Он кивнул, указал на ближайшее окно.
— Видишь Серр? А с другой стороны находится Ренн. Святой отец пожелал, чтобы мы защищали эти города. За это он изволит награждать нас.
— От чего защищать? — спросил я. — Поблизости нет никаких вражеских армий, а времена варваров давно прошли [83].
— Думать ты можешь так, как хочешь, — сказал он. — Но негоже нам оспаривать приказы Рима. Если это не гордыня, то что тогда?
Я понял его намек, и щеки мои вспыхнули от стыда. Он же положил руку мне на плечо и продолжил:
— Кроме того, враги не всегда воюют армиями. Здесь некогда обитали злостные еретики — гностики и катары [84], которые представляли для Святого престола даже большую опасность, нежели любая вооруженная толпа, и низвергли бы его, если бы смогли.
— Мы должны охранять Карду от их последователей, — вмешался в разговор Тартус, немецкий рыцарь.
— Но ведь это же пустая и дикая гора! — удивился я.
Гийом де Пуатье взглянул на своего собрата-рыцаря с явным неудовольствием.
— Совершенно верно.

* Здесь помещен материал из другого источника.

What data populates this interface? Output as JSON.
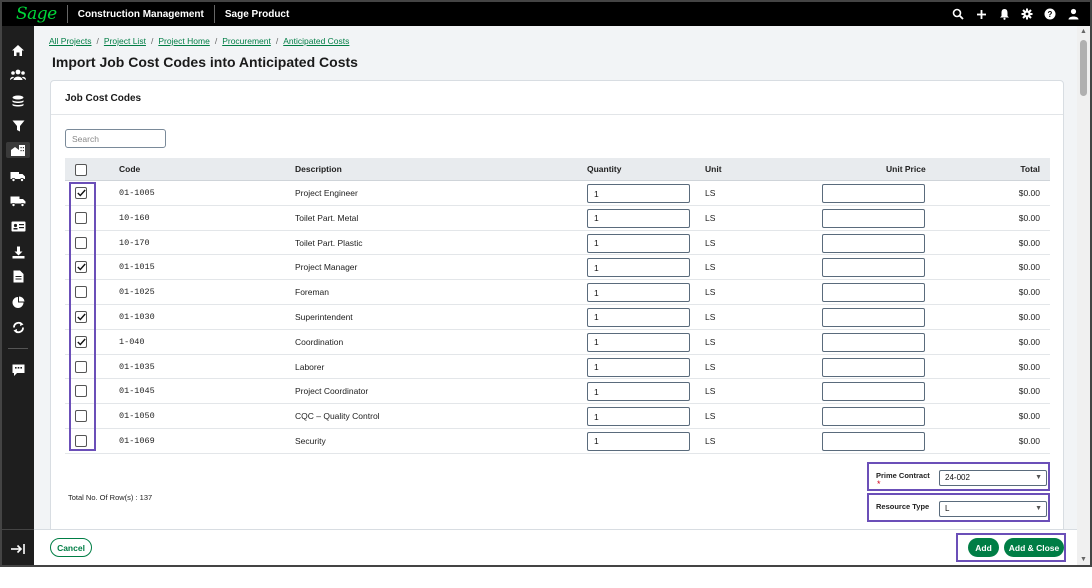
{
  "topbar": {
    "logo": "Sage",
    "app_name": "Construction Management",
    "product_name": "Sage Product",
    "icons": [
      "search-icon",
      "plus-icon",
      "bell-icon",
      "gear-icon",
      "help-icon",
      "user-icon"
    ]
  },
  "sidebar": {
    "icons": [
      "home-icon",
      "people-icon",
      "stack-icon",
      "filter-icon",
      "building-icon",
      "truck-dollar-icon",
      "truck-icon",
      "id-card-icon",
      "download-icon",
      "document-icon",
      "pie-chart-icon",
      "sync-icon",
      "feedback-icon"
    ],
    "active_index": 4
  },
  "breadcrumb": [
    "All Projects",
    "Project List",
    "Project Home",
    "Procurement",
    "Anticipated Costs"
  ],
  "page_title": "Import Job Cost Codes into Anticipated Costs",
  "card": {
    "title": "Job Cost Codes",
    "search_placeholder": "Search"
  },
  "table": {
    "columns": [
      "Code",
      "Description",
      "Quantity",
      "Unit",
      "Unit Price",
      "Total"
    ],
    "rows": [
      {
        "checked": true,
        "code": "01-1005",
        "description": "Project Engineer",
        "quantity": "1",
        "unit": "LS",
        "unit_price": "",
        "total": "$0.00"
      },
      {
        "checked": false,
        "code": "10-160",
        "description": "Toilet Part. Metal",
        "quantity": "1",
        "unit": "LS",
        "unit_price": "",
        "total": "$0.00"
      },
      {
        "checked": false,
        "code": "10-170",
        "description": "Toilet Part. Plastic",
        "quantity": "1",
        "unit": "LS",
        "unit_price": "",
        "total": "$0.00"
      },
      {
        "checked": true,
        "code": "01-1015",
        "description": "Project Manager",
        "quantity": "1",
        "unit": "LS",
        "unit_price": "",
        "total": "$0.00"
      },
      {
        "checked": false,
        "code": "01-1025",
        "description": "Foreman",
        "quantity": "1",
        "unit": "LS",
        "unit_price": "",
        "total": "$0.00"
      },
      {
        "checked": true,
        "code": "01-1030",
        "description": "Superintendent",
        "quantity": "1",
        "unit": "LS",
        "unit_price": "",
        "total": "$0.00"
      },
      {
        "checked": true,
        "code": "1-040",
        "description": "Coordination",
        "quantity": "1",
        "unit": "LS",
        "unit_price": "",
        "total": "$0.00"
      },
      {
        "checked": false,
        "code": "01-1035",
        "description": "Laborer",
        "quantity": "1",
        "unit": "LS",
        "unit_price": "",
        "total": "$0.00"
      },
      {
        "checked": false,
        "code": "01-1045",
        "description": "Project Coordinator",
        "quantity": "1",
        "unit": "LS",
        "unit_price": "",
        "total": "$0.00"
      },
      {
        "checked": false,
        "code": "01-1050",
        "description": "CQC – Quality Control",
        "quantity": "1",
        "unit": "LS",
        "unit_price": "",
        "total": "$0.00"
      },
      {
        "checked": false,
        "code": "01-1069",
        "description": "Security",
        "quantity": "1",
        "unit": "LS",
        "unit_price": "",
        "total": "$0.00"
      }
    ]
  },
  "total_rows_label": "Total No. Of Row(s) : 137",
  "prime_contract": {
    "label": "Prime Contract",
    "required_mark": "*",
    "value": "24-002"
  },
  "resource_type": {
    "label": "Resource Type",
    "value": "L"
  },
  "footer": {
    "cancel_label": "Cancel",
    "add_label": "Add",
    "add_close_label": "Add & Close"
  },
  "colors": {
    "brand_green": "#007e45",
    "logo_green": "#00d639",
    "highlight_purple": "#6b4fb8"
  }
}
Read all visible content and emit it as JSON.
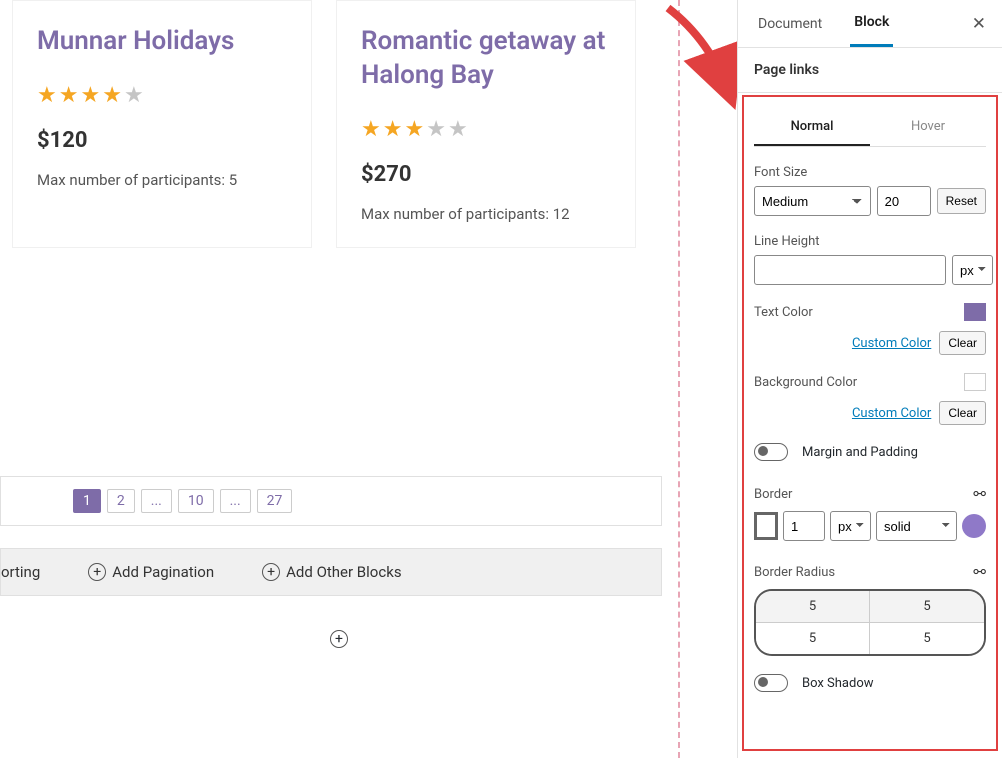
{
  "cards": [
    {
      "title": "Munnar Holidays",
      "rating": 4,
      "price": "$120",
      "participants": "Max number of participants: 5"
    },
    {
      "title": "Romantic getaway at Halong Bay",
      "rating": 3,
      "price": "$270",
      "participants": "Max number of participants: 12"
    }
  ],
  "pagination": [
    "1",
    "2",
    "...",
    "10",
    "...",
    "27"
  ],
  "toolbar": {
    "sorting": "orting",
    "add_pagination": "Add Pagination",
    "add_other": "Add Other Blocks"
  },
  "sidebar": {
    "tabs": {
      "document": "Document",
      "block": "Block"
    },
    "panel_title": "Page links",
    "style_tabs": {
      "normal": "Normal",
      "hover": "Hover"
    },
    "font_size_label": "Font Size",
    "font_size_select": "Medium",
    "font_size_value": "20",
    "reset": "Reset",
    "line_height_label": "Line Height",
    "line_height_unit": "px",
    "text_color_label": "Text Color",
    "custom_color": "Custom Color",
    "clear": "Clear",
    "bg_color_label": "Background Color",
    "margin_padding": "Margin and Padding",
    "border_label": "Border",
    "border_width": "1",
    "border_unit": "px",
    "border_style": "solid",
    "border_radius_label": "Border Radius",
    "radius_values": [
      "5",
      "5",
      "5",
      "5"
    ],
    "box_shadow": "Box Shadow"
  }
}
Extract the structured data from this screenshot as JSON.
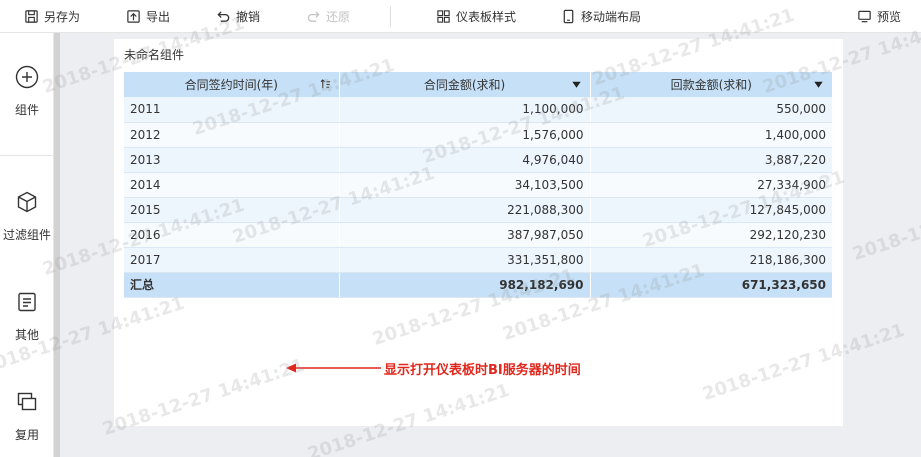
{
  "toolbar": {
    "save_as": "另存为",
    "export": "导出",
    "undo": "撤销",
    "redo": "还原",
    "dashboard_style": "仪表板样式",
    "mobile_layout": "移动端布局",
    "preview": "预览"
  },
  "sidebar": {
    "components": "组件",
    "filter_components": "过滤组件",
    "other": "其他",
    "reuse": "复用"
  },
  "widget": {
    "title": "未命名组件",
    "columns": [
      "合同签约时间(年)",
      "合同金额(求和)",
      "回款金额(求和)"
    ],
    "rows": [
      [
        "2011",
        "1,100,000",
        "550,000"
      ],
      [
        "2012",
        "1,576,000",
        "1,400,000"
      ],
      [
        "2013",
        "4,976,040",
        "3,887,220"
      ],
      [
        "2014",
        "34,103,500",
        "27,334,900"
      ],
      [
        "2015",
        "221,088,300",
        "127,845,000"
      ],
      [
        "2016",
        "387,987,050",
        "292,120,230"
      ],
      [
        "2017",
        "331,351,800",
        "218,186,300"
      ]
    ],
    "total": [
      "汇总",
      "982,182,690",
      "671,323,650"
    ]
  },
  "annotation": "显示打开仪表板时BI服务器的时间",
  "watermark": "2018-12-27 14:41:21",
  "colors": {
    "header_bg": "#c5e0f7",
    "row_odd": "#eef6fd",
    "row_even": "#f7fbfe",
    "annotation": "#e0271d"
  }
}
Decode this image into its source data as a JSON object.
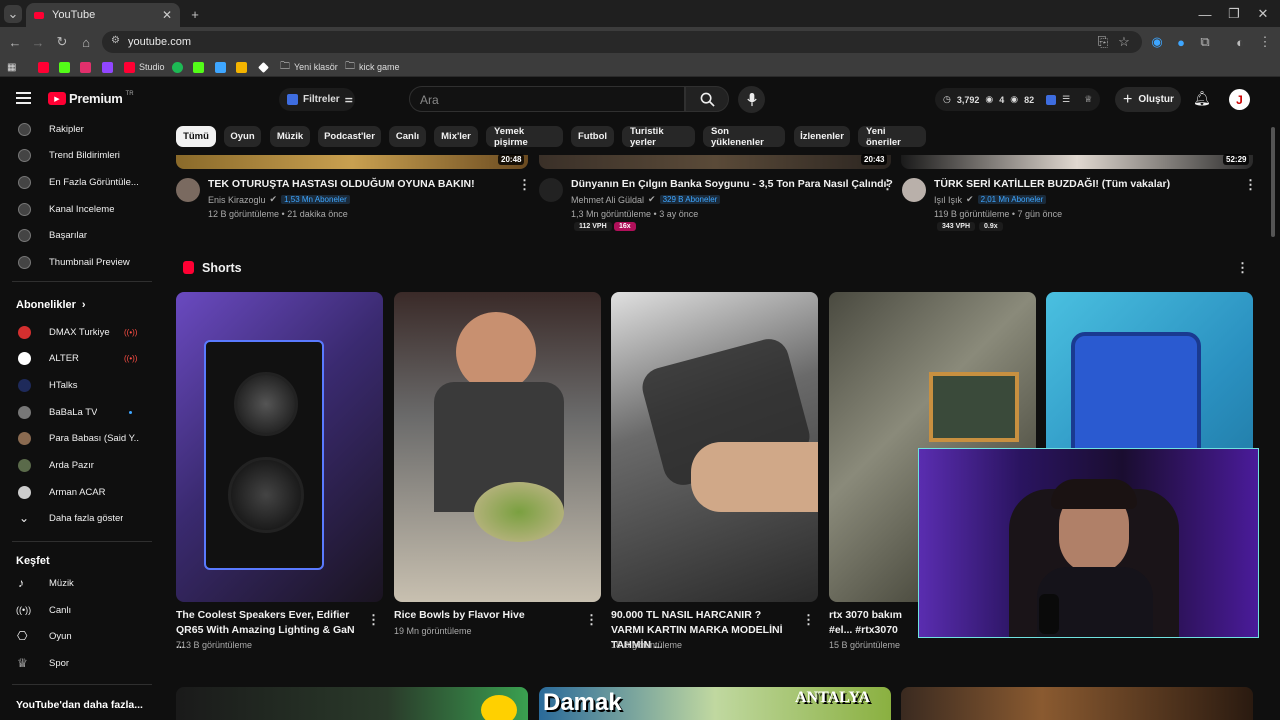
{
  "browser": {
    "tab_title": "YouTube",
    "url": "youtube.com",
    "bookmarks": [
      {
        "label": "",
        "color": "#ff0033"
      },
      {
        "label": "",
        "color": "#53fc18"
      },
      {
        "label": "",
        "color": "#e1306c"
      },
      {
        "label": "",
        "color": "#9146ff"
      },
      {
        "label": "Studio",
        "color": "#ff0033"
      },
      {
        "label": "",
        "color": "#1db954"
      },
      {
        "label": "",
        "color": "#53fc18"
      },
      {
        "label": "",
        "color": "#3ea6ff"
      },
      {
        "label": "",
        "color": "#f4b400"
      },
      {
        "label": "",
        "color": "#ffffff"
      },
      {
        "label": "Yeni klasör",
        "color": "#bbbbbb"
      },
      {
        "label": "kick game",
        "color": "#bbbbbb"
      }
    ]
  },
  "masthead": {
    "logo": "Premium",
    "region": "TR",
    "filter_label": "Filtreler",
    "search_placeholder": "Ara",
    "stat_1": "3,792",
    "stat_2": "4",
    "stat_3": "82",
    "create_label": "Oluştur",
    "avatar_letter": "J"
  },
  "sidebar": {
    "tools": [
      "Rakipler",
      "Trend Bildirimleri",
      "En Fazla Görüntüle...",
      "Kanal Inceleme",
      "Başarılar",
      "Thumbnail Preview"
    ],
    "subs_header": "Abonelikler",
    "subs": [
      {
        "name": "DMAX Turkiye",
        "live": true,
        "dot": false,
        "color": "#d32f2f"
      },
      {
        "name": "ALTER",
        "live": true,
        "dot": false,
        "color": "#ffffff"
      },
      {
        "name": "HTalks",
        "live": false,
        "dot": false,
        "color": "#1e2a5a"
      },
      {
        "name": "BaBaLa TV",
        "live": false,
        "dot": true,
        "color": "#777777"
      },
      {
        "name": "Para Babası (Said Y...",
        "live": false,
        "dot": false,
        "color": "#8a6a50"
      },
      {
        "name": "Arda Pazır",
        "live": false,
        "dot": false,
        "color": "#5a6a4a"
      },
      {
        "name": "Arman ACAR",
        "live": false,
        "dot": false,
        "color": "#cccccc"
      }
    ],
    "show_more": "Daha fazla göster",
    "explore_header": "Keşfet",
    "explore": [
      "Müzik",
      "Canlı",
      "Oyun",
      "Spor"
    ],
    "more_header": "YouTube'dan daha fazla..."
  },
  "chips": [
    "Tümü",
    "Oyun",
    "Müzik",
    "Podcast'ler",
    "Canlı",
    "Mix'ler",
    "Yemek pişirme",
    "Futbol",
    "Turistik yerler",
    "Son yüklenenler",
    "İzlenenler",
    "Yeni öneriler"
  ],
  "videos": [
    {
      "duration": "20:48",
      "title": "TEK OTURUŞTA HASTASI OLDUĞUM OYUNA BAKIN!",
      "channel": "Enis Kirazoglu",
      "subs": "1,53 Mn Aboneler",
      "meta": "12 B görüntüleme • 21 dakika önce",
      "vph": "",
      "ratio": ""
    },
    {
      "duration": "20:43",
      "title": "Dünyanın En Çılgın Banka Soygunu - 3,5 Ton Para Nasıl Çalındı?",
      "channel": "Mehmet Ali Güldal",
      "subs": "329 B Aboneler",
      "meta": "1,3 Mn görüntüleme • 3 ay önce",
      "vph": "112 VPH",
      "ratio": "16x"
    },
    {
      "duration": "52:29",
      "title": "TÜRK SERİ KATİLLER BUZDAĞI! (Tüm vakalar)",
      "channel": "Işıl Işık",
      "subs": "2,01 Mn Aboneler",
      "meta": "119 B görüntüleme • 7 gün önce",
      "vph": "343 VPH",
      "ratio": "0.9x"
    }
  ],
  "shorts_header": "Shorts",
  "shorts": [
    {
      "title": "The Coolest Speakers Ever, Edifier QR65 With Amazing Lighting & GaN ...",
      "views": "713 B görüntüleme"
    },
    {
      "title": "Rice Bowls by Flavor Hive",
      "views": "19 Mn görüntüleme"
    },
    {
      "title": "90.000 TL NASIL HARCANIR ? VARMI KARTIN MARKA MODELİNİ TAHMİN ...",
      "views": "18 B görüntüleme"
    },
    {
      "title": "rtx 3070 bakım #el... #rtx3070",
      "views": "15 B görüntüleme"
    },
    {
      "title": "",
      "views": ""
    }
  ],
  "bottom_row": [
    "",
    "Damak",
    "ANTALYA",
    ""
  ]
}
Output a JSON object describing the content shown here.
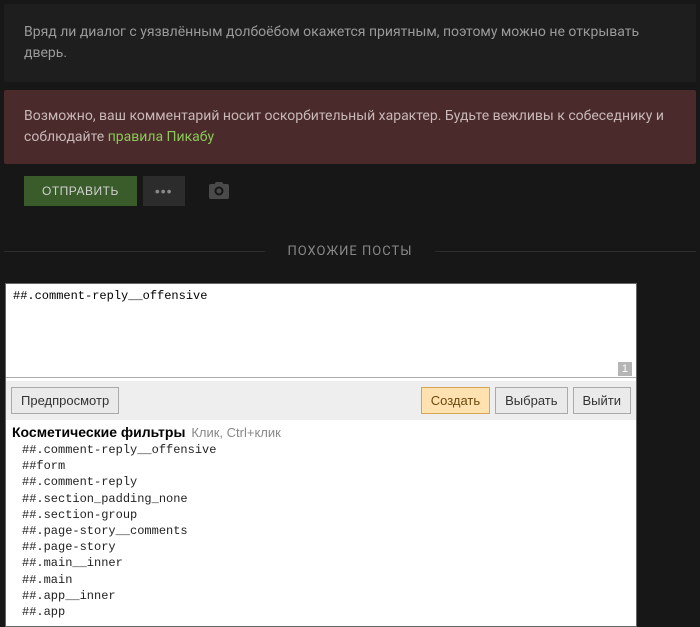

Боюсь, что брат Тартус чрезмерно почитает вино, дарованное нам Господом. Мы охраняем города, а не безлюдные горы.
Тартус, как показалось мне, намеревался что-то еще сказать, но передумал. Я же понял, что за всем этим кроется какая-то тайна, которую мне знать не следовало. Чтобы вызнать ее, мне требовалось отыскать отправную точку. Если бы я остановился на этом или обратился бы к помощи Господа, вместо того чтобы полагаться на самого себя!..
При первой же возможности я направился в библиотеку, дабы выяснить, кто такие были катары и гностики.
Узнал я, что ереси сии ведут свое начало со времени Вселенского собора, проходившего в Никее [85], на коем истинная Церковь канонизировала четыре книги Святого Евангелия, а прочие отринула. Среди отвергнутых была книга Фомы, в коей говорилось, что Иисус повелел ученикам после смерти Его принять главой своим Иакова [86].
Фома, как, несомненно, явствует, был тем самым усомнившимся, что дерзнул прикоснуться к ранам Господа нашего. Из его неверия и родилась презренная ересь катаров и гностиков, которые, хотя и с иными совсем целями, отринули Священные Писания, многие из коих были начертаны кровью мучеников [87].
Поначалу никак не мог я выяснить, каким же образом еретики обрели здесь, в Лангедоке, столь сильную поддержку, что для борьбы с ними потребно стало держать в этой земле рыцарей, обходящихся столь дорого.